# Weedmaster



## Red Bank (Apr 28, 2019)

Last spring the buttercups were taking over the hay field badly so I sprayed sometime around the middle of April and baled May 6. I was very happy with how weedmaster worked. Two weeks ago I sprayed weedmaster when I saw the first buttercups coming up. I have not really seen the chickweed die out like it did with the buttercups last year. I sprayed the same rate as last year. Does weedmaster work better in hotter temperatures? Just trying to figure out what’s going on. Thanks


----------



## vhaby (Dec 30, 2009)

I'm not the person to answer your question, but WeedMaster is my go to herbicide for controlling most broadleaf weeds, winter, spring, and summer, beginning with spot spraying a few remaining Texas Groundsel weeds in late winter to killing goat weed in summer. It does not effectively control Carolina horsenettle, so I add some GrazonNext HL to the tank to control the horsenettle. Did you use the same amount of surfactant this year as you did last year?


----------



## Vol (Jul 5, 2009)

Yes, WM works better when daytime temps are above sixty and lows forty and above from my observations.

Regards, Mike


----------



## TJ Hendren (May 12, 2017)

As with any 2,4,D based herbicide the warmer the better.


----------



## Hayman1 (Jul 6, 2013)

For those of you who use Weedmaster or Brash, has it been fully effective on Speedwell and if so, at what rate and how warm does it have to be at night?

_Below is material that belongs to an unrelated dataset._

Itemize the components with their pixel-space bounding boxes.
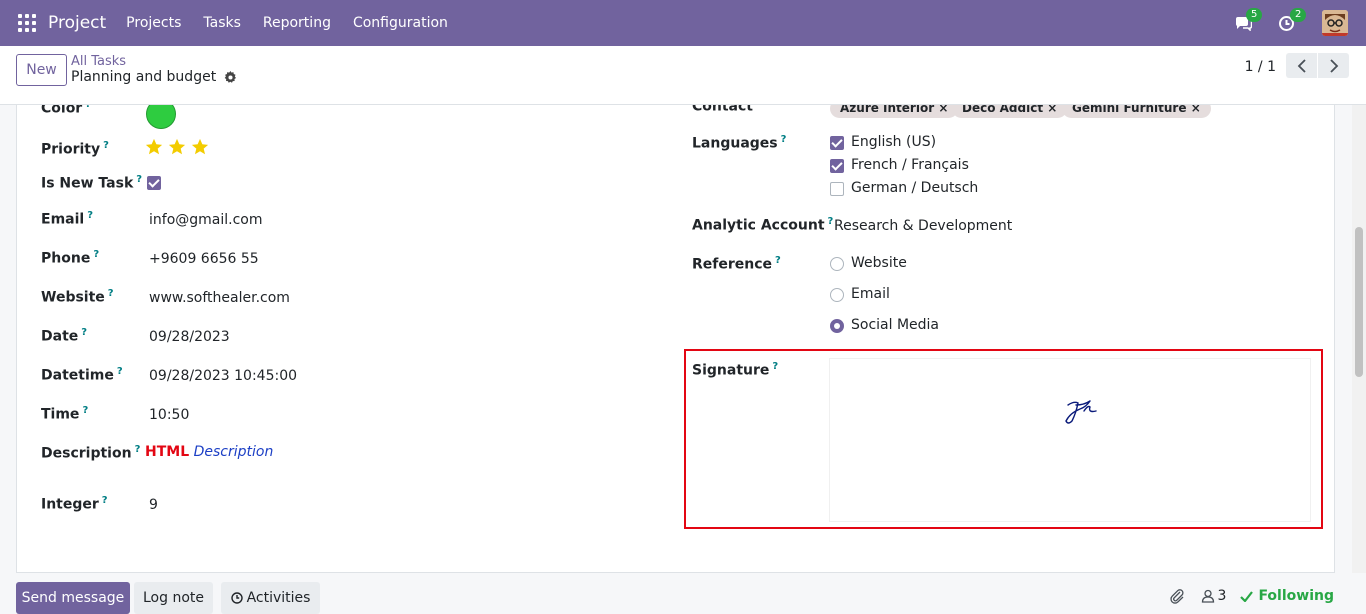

I have been very unsuccessful with control of speedwell despite using multiple products over multiple years. saw a report out of NC that said 4-5 pt per ac of weedmaster would control speedwell.


----------



## Red Bank (Apr 28, 2019)

I used the same amount of surfactant and I spray 2 qts to the acre. I was thinking the warmer temps would be the difference just wanted to see what y’all thought and thanks for the replies. I am not sure what speedwell is so I can’t really help but I always spray 2 qts per acre which my southern states dealer advised me not to go over that.


----------



## Hayman1 (Jul 6, 2013)

Red Bank said:


> I used the same amount of surfactant and I spray 2 qts to the acre. I was thinking the warmer temps would be the difference just wanted to see what y'all thought and thanks for the replies. I am not sure what speedwell is so I can't really help but I always spray 2 qts per acre which my southern states dealer advised me not to go over that.


Looks a lot like chickweed with a blue flower


----------